In 2006, Cavalli-Chiappardi and her husband began exploring pizza as more than a meal but as a form of art and a lifestyle.
Two years later, they opened their first restaurant, Cavalli Pizza, while Cavalli-Chiappardi was pregnant with their first child. Months into business, her husband was diagnosed with leukemia. Pregnancy, cancer treatment schedules and operating a new restaurant were a daily juggling act.
“I was navigating motherhood, running a business and sitting in hospital rooms,” she says. “It pushed me to the edge.”
They later moved to the Northeast and opened another restaurant, which Cavalli-Chiappardi says was well-received. In 2015, her husband got sick again. He died the following year.
“That was the moment everything changed,” she says.

She sold Cavalli Pizza in 2016 after the death of her husband and continued running Brick + Wood in Connecticut until 2021, when she sold everything and decided to return to Texas. Despite the heartache and relocation, she was still not ready to give up the food service industry entirely. She revived an old idea they had started years ago — a pizza truck — and named it Love Life and Pizza.

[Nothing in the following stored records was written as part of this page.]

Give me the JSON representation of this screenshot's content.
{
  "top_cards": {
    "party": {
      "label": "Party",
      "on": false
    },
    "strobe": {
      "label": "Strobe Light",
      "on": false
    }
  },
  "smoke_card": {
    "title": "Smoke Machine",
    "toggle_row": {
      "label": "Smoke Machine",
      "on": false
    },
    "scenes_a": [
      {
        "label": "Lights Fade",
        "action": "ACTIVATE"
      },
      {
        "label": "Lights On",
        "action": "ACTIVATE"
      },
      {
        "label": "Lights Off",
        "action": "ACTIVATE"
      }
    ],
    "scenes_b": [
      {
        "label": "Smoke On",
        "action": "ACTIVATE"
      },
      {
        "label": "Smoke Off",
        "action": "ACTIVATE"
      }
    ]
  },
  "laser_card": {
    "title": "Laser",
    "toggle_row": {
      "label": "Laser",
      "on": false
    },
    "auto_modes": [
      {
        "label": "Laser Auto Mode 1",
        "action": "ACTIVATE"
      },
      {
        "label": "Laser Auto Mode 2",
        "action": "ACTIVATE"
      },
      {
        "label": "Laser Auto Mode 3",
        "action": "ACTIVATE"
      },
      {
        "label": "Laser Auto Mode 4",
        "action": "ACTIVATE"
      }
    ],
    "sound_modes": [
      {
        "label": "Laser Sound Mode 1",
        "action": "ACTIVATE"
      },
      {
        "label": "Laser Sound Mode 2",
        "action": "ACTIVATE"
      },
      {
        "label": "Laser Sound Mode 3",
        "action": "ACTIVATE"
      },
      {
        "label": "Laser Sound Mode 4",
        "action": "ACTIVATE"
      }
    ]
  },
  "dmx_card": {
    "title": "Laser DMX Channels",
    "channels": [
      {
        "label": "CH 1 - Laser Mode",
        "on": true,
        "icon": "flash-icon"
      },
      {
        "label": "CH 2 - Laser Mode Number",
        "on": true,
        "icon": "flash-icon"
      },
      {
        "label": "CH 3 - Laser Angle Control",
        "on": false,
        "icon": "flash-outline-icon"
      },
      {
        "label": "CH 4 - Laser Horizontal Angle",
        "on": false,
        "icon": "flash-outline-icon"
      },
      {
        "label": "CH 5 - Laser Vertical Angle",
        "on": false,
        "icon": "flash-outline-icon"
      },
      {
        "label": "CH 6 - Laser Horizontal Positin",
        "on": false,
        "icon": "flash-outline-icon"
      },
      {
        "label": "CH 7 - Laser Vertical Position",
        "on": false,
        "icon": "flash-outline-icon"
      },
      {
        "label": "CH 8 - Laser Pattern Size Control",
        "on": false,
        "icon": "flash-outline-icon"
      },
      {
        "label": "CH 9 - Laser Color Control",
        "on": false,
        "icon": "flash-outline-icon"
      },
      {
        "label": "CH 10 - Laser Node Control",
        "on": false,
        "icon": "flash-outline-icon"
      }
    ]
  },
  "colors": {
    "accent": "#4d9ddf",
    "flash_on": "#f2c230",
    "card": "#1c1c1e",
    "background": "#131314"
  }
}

The name turned into an expression of her own journey, she says: loving what you do, sharing it with the world and ending up happy and fulfilled, despite the painful pages.

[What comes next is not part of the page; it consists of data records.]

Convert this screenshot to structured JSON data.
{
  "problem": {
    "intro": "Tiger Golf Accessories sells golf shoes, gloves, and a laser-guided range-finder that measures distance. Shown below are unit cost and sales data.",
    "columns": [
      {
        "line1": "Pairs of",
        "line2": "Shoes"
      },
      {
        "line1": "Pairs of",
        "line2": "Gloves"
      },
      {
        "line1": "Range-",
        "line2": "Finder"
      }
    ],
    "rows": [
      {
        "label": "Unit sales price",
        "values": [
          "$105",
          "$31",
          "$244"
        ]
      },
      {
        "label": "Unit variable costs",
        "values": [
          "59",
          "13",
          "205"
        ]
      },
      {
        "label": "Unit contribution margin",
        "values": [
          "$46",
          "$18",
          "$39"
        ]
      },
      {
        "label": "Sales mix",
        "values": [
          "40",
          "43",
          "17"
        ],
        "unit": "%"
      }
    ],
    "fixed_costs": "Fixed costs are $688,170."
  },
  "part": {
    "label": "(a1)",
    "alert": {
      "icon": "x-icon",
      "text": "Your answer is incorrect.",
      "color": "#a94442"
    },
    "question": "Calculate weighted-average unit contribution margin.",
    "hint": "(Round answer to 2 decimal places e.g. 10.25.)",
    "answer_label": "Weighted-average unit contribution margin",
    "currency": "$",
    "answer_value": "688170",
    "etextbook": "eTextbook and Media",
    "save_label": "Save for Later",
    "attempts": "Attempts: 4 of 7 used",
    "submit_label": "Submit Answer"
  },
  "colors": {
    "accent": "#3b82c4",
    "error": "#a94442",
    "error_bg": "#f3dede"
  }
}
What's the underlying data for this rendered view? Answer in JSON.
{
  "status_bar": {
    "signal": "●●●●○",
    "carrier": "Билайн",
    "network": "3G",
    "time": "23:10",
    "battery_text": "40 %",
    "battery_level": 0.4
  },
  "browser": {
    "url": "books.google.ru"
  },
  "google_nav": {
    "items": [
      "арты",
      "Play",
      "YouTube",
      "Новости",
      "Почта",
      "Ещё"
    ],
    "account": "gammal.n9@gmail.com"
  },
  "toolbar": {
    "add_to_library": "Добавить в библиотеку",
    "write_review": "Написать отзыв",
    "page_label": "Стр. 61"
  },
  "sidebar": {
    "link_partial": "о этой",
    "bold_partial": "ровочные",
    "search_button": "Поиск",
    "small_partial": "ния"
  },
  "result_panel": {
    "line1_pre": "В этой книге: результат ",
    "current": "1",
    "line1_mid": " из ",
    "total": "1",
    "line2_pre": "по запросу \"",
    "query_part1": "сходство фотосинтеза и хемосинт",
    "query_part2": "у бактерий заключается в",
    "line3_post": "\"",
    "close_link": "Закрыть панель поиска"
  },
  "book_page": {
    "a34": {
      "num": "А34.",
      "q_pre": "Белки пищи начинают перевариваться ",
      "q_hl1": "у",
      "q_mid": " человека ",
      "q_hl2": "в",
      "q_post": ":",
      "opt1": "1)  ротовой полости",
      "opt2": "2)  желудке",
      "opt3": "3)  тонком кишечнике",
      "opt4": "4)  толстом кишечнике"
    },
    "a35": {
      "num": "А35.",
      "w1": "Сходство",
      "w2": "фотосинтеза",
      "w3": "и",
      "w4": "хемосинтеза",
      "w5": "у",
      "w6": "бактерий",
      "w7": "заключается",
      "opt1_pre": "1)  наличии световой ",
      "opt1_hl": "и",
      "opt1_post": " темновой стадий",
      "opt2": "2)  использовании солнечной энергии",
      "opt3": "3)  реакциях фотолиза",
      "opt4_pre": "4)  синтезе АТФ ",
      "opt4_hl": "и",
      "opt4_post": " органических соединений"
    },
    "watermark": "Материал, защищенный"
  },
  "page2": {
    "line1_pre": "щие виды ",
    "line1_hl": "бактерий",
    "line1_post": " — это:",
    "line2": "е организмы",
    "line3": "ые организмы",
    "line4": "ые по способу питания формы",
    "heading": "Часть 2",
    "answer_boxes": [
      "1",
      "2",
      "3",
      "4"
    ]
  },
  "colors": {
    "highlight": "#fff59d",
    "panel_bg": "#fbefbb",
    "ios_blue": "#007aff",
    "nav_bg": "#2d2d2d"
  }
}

Now, Love Life and Pizza, based in Plano, serves the entire DFW area with a wood-fired pizza truck, Italian catering services and gluten-free market. Cavalli-Chiappardi got remarried, and her new husband is now just as obsessed with the venture as she is. Their marriage, she says, gave new life to the truck and all it represents.
“It made me see that any challenge can become something new,” she says.

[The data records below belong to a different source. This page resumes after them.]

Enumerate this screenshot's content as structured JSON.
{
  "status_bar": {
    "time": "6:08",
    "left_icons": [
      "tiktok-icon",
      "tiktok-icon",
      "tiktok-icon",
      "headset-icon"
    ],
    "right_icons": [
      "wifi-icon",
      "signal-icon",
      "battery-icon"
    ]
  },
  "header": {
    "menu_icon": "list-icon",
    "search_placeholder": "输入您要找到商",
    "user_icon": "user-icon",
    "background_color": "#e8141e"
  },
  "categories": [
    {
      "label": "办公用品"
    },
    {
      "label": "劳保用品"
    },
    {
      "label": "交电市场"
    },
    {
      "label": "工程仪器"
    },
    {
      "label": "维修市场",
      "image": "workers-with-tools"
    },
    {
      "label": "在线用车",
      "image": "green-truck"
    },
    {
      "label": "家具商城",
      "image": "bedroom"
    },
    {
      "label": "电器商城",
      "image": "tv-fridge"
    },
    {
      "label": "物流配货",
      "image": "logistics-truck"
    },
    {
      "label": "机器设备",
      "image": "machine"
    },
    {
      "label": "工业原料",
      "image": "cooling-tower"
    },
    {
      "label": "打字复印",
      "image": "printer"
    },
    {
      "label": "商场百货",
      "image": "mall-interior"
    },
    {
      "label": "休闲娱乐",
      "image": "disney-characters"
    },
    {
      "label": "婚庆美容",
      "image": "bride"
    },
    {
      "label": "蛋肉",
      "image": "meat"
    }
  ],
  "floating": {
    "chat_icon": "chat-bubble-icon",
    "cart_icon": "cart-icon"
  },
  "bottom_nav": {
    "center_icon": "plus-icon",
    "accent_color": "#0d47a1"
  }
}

She is also an ambassador for Women in Pizza, an international organization empowering women across the culinary landscape. Through the network, she’s met entrepreneurs, artisans and chefs who share information, refer one another to employment opportunities and provide encouragement in a profession that often isolates.
“It’s not always the guy who does the work,” Cavalli-Chiappardi says. “Women are given real challenges in this profession, and I want to do my part to change that.”
Community is always at the center of what Cavalli-Chiappardi does, whether that is serving local organizations in Plano or building connections with women she will never meet in person.
“When women are empowered, we all benefit,” she says. Her advice to young women considering doing something of their own is not to wait. “If you believe your vision, move forward. Do it because you care about it, not for the money. Surround yourself with people who believe in you and stay open to learning. Your ideas matter. Your voice belongs here.”

CORRECTION: This article has been amended from its print version to correct the name of the owner and clarify the restaurant’s timeline.